On 08/21/2019 06:57 AM, xiubli@xxxxxxxxxx wrote:
> From: Xiubo Li <xiubli@xxxxxxxxxx>
>
> When the NBD_CFLAG_DESTROY_ON_DISCONNECT flag is set and at the same
> time when the socket is closed due to the server daemon is restarted,
> just before the last DISCONNET is totally done if we start a new connection
> by using the old nbd_index, there will be crashing randomly, like:
>
> <3>[ 110.151949] block nbd1: Receive control failed (result -32)
> <1>[ 110.152024] BUG: unable to handle page fault for address: 0000058000000840
> <1>[ 110.152063] #PF: supervisor read access in kernel mode
> <1>[ 110.152083] #PF: error_code(0x0000) - not-present page
> <6>[ 110.152094] PGD 0 P4D 0
> <4>[ 110.152106] Oops: 0000 [#1] SMP PTI
> <4>[ 110.152120] CPU: 0 PID: 6698 Comm: kworker/u5:1 Kdump: loaded Not tainted 5.3.0-rc4+ #2
> <4>[ 110.152136] Hardware name: Red Hat KVM, BIOS 0.5.1 01/01/2011
> <4>[ 110.152166] Workqueue: knbd-recv recv_work [nbd]
> <4>[ 110.152187] RIP: 0010:__dev_printk+0xd/0x67
> <4>[ 110.152206] Code: 10 e8 c5 fd ff ff 48 8b 4c 24 18 65 48 33 0c 25 28 00 [...]
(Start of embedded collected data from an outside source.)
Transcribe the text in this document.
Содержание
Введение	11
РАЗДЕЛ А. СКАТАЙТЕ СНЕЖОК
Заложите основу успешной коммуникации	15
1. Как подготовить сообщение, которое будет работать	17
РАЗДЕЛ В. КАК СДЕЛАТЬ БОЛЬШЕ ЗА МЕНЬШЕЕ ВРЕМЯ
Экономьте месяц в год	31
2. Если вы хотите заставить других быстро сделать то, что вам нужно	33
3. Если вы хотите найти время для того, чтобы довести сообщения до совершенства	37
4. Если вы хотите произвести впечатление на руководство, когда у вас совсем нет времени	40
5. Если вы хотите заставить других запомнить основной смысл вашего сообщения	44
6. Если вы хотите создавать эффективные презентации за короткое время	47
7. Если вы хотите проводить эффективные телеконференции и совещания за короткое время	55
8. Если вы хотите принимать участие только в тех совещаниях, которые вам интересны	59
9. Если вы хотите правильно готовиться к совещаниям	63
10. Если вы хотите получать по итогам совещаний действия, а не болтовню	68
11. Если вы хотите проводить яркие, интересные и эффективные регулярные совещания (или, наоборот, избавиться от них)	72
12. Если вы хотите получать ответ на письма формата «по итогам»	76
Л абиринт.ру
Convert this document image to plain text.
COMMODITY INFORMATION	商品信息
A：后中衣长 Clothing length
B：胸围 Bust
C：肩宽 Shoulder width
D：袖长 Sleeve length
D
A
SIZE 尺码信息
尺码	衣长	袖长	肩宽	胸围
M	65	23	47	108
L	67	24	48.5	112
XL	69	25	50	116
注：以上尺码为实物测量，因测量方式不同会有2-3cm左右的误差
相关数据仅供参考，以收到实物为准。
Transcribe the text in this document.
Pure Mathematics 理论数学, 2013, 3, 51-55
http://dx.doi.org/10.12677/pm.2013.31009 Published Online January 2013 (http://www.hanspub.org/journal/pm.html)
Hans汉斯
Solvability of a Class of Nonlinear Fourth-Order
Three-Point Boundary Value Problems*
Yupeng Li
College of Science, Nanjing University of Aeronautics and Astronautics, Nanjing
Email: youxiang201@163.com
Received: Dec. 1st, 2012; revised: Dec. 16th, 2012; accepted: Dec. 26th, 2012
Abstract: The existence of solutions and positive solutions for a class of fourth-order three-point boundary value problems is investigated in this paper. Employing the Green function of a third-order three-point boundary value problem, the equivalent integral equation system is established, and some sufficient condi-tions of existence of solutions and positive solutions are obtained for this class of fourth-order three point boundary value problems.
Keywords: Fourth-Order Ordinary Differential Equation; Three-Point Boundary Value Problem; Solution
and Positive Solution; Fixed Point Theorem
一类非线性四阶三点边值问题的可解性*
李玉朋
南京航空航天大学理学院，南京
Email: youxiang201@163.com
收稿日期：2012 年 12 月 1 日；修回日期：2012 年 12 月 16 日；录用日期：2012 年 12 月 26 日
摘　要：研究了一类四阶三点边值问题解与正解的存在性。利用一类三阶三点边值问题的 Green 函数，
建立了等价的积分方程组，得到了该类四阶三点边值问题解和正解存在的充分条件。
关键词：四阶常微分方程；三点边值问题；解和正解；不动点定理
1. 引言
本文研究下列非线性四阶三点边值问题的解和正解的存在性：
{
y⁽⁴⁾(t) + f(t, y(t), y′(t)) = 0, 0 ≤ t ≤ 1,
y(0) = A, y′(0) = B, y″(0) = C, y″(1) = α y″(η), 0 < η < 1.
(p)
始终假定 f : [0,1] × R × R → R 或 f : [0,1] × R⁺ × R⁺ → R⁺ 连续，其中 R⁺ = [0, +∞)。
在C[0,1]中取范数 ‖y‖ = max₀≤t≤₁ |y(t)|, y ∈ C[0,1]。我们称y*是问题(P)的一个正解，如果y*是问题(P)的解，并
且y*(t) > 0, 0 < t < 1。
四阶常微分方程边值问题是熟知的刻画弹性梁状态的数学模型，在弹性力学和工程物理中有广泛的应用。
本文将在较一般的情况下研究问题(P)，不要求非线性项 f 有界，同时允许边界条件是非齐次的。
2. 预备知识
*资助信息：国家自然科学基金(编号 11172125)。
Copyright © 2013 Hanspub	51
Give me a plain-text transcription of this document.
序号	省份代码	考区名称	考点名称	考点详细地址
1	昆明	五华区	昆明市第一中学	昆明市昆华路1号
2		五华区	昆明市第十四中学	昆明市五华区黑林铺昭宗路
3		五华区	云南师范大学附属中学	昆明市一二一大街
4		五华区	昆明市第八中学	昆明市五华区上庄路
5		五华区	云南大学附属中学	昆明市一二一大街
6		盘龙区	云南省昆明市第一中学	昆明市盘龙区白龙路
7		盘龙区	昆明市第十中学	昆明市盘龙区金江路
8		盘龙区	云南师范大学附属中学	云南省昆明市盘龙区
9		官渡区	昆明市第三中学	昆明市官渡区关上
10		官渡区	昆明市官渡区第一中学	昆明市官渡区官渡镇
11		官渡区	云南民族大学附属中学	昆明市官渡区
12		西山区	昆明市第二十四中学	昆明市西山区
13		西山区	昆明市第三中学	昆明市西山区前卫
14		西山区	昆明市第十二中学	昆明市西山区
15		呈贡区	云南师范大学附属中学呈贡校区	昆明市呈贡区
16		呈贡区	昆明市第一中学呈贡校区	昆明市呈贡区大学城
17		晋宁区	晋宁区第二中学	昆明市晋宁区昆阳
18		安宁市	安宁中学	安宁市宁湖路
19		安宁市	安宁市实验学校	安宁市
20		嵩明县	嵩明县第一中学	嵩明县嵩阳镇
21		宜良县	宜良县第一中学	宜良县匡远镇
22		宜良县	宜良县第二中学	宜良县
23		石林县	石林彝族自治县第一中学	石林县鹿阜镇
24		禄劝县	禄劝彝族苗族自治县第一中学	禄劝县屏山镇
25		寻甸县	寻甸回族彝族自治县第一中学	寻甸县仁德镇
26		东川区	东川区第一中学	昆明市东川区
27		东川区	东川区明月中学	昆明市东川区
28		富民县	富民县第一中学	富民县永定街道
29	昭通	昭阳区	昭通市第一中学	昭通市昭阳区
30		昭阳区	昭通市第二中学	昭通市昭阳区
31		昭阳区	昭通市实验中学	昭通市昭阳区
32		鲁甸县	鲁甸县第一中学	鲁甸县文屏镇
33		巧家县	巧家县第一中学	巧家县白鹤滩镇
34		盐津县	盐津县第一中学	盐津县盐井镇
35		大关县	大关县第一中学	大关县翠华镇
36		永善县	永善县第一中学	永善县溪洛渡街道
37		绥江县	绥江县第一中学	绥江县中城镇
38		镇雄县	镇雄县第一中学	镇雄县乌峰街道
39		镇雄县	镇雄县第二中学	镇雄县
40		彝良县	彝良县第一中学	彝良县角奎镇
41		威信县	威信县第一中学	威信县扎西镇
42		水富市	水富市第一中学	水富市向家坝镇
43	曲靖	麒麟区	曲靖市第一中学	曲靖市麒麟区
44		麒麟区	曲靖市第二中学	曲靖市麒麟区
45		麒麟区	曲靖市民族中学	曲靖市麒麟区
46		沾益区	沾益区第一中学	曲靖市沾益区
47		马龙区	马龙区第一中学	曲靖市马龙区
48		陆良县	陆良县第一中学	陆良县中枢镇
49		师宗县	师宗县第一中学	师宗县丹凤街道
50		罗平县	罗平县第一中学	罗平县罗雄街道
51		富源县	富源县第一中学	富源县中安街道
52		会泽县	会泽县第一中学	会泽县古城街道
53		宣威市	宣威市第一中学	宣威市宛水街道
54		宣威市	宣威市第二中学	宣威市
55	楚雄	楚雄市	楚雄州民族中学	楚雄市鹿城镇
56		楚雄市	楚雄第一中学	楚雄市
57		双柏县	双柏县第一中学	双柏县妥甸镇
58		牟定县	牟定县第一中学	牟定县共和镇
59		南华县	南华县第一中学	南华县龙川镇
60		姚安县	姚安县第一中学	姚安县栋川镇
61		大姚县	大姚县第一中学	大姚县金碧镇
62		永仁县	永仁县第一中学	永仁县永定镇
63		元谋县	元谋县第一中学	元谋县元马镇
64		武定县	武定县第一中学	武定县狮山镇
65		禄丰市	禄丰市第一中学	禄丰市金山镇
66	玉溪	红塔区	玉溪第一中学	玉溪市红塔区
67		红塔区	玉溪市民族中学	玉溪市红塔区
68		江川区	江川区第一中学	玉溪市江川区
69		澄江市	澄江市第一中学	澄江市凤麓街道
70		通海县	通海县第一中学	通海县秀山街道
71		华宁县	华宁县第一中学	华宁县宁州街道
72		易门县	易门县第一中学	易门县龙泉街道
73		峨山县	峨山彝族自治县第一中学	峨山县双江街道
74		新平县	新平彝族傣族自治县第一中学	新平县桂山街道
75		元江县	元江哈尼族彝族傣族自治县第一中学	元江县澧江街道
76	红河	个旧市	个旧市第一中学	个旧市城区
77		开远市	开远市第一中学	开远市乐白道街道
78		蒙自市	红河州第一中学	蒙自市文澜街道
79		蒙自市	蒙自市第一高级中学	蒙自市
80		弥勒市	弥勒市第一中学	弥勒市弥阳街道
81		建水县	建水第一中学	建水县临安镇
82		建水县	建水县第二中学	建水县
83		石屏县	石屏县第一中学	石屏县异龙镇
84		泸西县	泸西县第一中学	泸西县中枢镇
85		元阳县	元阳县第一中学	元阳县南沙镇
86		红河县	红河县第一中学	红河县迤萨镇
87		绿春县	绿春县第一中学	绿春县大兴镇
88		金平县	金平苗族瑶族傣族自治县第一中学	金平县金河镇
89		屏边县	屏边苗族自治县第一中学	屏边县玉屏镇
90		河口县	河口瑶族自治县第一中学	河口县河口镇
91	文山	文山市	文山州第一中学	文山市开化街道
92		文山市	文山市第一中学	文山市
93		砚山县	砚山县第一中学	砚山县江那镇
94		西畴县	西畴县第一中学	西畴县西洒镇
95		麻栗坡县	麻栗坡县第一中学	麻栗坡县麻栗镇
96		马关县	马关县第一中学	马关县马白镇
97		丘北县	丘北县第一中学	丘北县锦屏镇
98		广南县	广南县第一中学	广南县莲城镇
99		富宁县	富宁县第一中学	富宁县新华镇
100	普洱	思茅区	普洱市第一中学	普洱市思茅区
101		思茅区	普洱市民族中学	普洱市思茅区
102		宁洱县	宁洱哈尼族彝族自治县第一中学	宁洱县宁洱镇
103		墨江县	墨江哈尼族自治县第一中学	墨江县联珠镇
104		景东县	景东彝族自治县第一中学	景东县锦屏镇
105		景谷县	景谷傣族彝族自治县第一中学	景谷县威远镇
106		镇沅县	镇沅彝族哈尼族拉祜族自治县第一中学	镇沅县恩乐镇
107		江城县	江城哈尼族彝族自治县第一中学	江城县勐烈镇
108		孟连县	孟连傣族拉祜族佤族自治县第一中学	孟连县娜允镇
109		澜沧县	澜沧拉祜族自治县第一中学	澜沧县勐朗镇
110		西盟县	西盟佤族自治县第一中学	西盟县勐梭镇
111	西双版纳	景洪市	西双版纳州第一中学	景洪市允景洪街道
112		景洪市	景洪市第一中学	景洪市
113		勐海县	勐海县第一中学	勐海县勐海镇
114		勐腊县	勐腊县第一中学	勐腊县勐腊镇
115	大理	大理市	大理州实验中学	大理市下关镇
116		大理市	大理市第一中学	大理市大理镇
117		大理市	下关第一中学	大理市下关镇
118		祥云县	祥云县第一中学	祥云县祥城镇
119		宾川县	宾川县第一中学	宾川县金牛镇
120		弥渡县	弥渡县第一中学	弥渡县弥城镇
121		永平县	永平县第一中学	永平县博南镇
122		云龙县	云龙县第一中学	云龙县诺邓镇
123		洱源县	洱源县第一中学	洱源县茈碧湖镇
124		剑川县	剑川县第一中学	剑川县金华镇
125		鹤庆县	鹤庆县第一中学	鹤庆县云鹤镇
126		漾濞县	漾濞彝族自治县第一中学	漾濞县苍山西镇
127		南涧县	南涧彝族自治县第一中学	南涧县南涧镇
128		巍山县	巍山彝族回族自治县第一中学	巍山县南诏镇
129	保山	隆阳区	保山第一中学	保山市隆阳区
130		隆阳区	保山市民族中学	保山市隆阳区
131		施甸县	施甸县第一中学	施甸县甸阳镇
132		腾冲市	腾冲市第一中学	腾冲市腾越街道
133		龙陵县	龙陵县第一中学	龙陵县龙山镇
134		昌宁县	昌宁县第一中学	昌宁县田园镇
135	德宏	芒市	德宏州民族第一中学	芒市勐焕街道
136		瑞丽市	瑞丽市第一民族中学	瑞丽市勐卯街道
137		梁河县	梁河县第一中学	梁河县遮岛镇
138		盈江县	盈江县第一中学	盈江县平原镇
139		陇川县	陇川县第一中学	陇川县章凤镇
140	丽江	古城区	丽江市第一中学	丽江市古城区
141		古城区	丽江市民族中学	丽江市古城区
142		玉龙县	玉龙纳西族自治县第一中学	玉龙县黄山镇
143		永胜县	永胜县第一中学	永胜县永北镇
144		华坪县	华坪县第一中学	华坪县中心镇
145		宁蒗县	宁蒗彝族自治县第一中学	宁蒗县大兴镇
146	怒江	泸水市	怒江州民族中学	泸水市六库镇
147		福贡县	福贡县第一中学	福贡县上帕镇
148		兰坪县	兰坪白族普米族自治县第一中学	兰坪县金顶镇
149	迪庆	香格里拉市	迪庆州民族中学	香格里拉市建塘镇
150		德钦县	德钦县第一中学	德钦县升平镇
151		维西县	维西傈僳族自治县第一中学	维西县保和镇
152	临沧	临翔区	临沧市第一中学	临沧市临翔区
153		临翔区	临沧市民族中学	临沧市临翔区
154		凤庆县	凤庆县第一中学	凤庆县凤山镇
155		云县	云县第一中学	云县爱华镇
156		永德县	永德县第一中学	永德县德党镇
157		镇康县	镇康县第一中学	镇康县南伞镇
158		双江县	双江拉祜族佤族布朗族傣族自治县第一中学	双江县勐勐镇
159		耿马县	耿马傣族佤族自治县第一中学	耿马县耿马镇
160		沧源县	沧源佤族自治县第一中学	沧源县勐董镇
> <4>[ 110.152244] RSP: 0018:ffffa41581f13d18 EFLAGS: 00010206
> <4>[ 110.152256] RAX: ffffa41581f13d30 RBX: ffff96dd7374e900 RCX: 0000000000000000
> <4>[ 110.152271] RDX: ffffa41581f13d20 RSI: 00000580000007f0 RDI: ffffffff970ec24f
> <4>[ 110.152285] RBP: ffffa41581f13d80 R08: ffff96dd7fc17908 R09: 0000000000002e56
> <4>[ 110.152299] R10: ffffffff970ec24f R11: 0000000000000003 R12: ffff96dd7374e900
> <4>[ 110.152313] R13: 0000000000000000 R14: ffff96dd7374e9d8 R15: ffff96dd6e3b02c8
> <4>[ 110.152329] FS: 0000000000000000(0000) GS:ffff96dd7fc00000(0000) knlGS:0000000000000000
> <4>[ 110.152362] CS: 0010 DS: 0000 ES: 0000 CR0: 0000000080050033
> <4>[ 110.152383] CR2: 0000058000000840 CR3: 0000000067cc6002 CR4: 00000000001606f0
> <4>[ 110.152401] Call Trace:
> <4>[ 110.152422] _dev_err+0x6c/0x83
> <4>[ 110.152435] nbd_read_stat.cold+0xda/0x578 [nbd]
> <4>[ 110.152448] ? __switch_to_asm+0x34/0x70
> <4>[ 110.152468] ? __switch_to_asm+0x40/0x70
> <4>[ 110.152478] ? __switch_to_asm+0x34/0x70
> <4>[ 110.152491] ? __switch_to_asm+0x40/0x70
> <4>[ 110.152501] ? __switch_to_asm+0x34/0x70
> <4>[ 110.152511] ? __switch_to_asm+0x40/0x70
> <4>[ 110.152522] ? __switch_to_asm+0x34/0x70
> <4>[ 110.152533] recv_work+0x35/0x9e [nbd]
> <4>[ 110.152547] process_one_work+0x19d/0x340
> <4>[ 110.152558] worker_thread+0x50/0x3b0
> <4>[ 110.152568] kthread+0xfb/0x130
> <4>[ 110.152577] ? process_one_work+0x340/0x340
> <4>[ 110.152609] ? kthread_park+0x80/0x80
> <4>[ 110.152637] ret_from_fork+0x35/0x40
>
> This is very easy to reproduce by running the nbd-runner.
>
> Signed-off-by: Xiubo Li <xiubli@xxxxxxxxxx>
> ---
> drivers/block/nbd.c | 11 ++++++++++-
> 1 file changed, 10 insertions(+), 1 deletion(-)
>
> diff --git a/drivers/block/nbd.c b/drivers/block/nbd.c
> index e21d2ded732b..b07b4452d696 100644
> --- a/drivers/block/nbd.c
> +++ b/drivers/block/nbd.c
> @@ -112,6 +112,8 @@ struct nbd_device {
> struct list_head list;
> struct task_struct *task_recv;
> struct task_struct *task_setup;
> +
> + bool shutting_down;
> };
>
> #define NBD_CMD_REQUEUED 1
> @@ -230,8 +232,8 @@ static void nbd_put(struct nbd_device *nbd)
> if (refcount_dec_and_mutex_lock(&nbd->refs,
> &nbd_index_mutex)) {
> idr_remove(&nbd_index_idr, nbd->index);
> - mutex_unlock(&nbd_index_mutex);
> nbd_dev_remove(nbd);
> + mutex_unlock(&nbd_index_mutex);
> }
> }
>
> @@ -1103,6 +1105,7 @@ static int nbd_disconnect(struct nbd_device *nbd)
>
> dev_info(disk_to_dev(nbd->disk), "NBD_DISCONNECT\n");
> set_bit(NBD_DISCONNECT_REQUESTED, &config->runtime_flags);
> + nbd->shutting_down = true;
> send_disconnects(nbd);
> return 0;
> }
> @@ -1761,6 +1764,12 @@ static int nbd_genl_connect(struct sk_buff *skb, struct genl_info *info)
> mutex_unlock(&nbd_index_mutex);
> return -EINVAL;
> }
> +
> + if (nbd->shutting_down) {
> + mutex_unlock(&nbd_index_mutex);
> + goto again;
> + }

How does shutting_down get set back to false for the case where
NBD_CFLAG_DESTROY_ON_DISCONNECT is not set, we have done a
nbd_disconnect and now the connect has the nbd index of that existing
device. It seems like the flag is going to be stuck as set.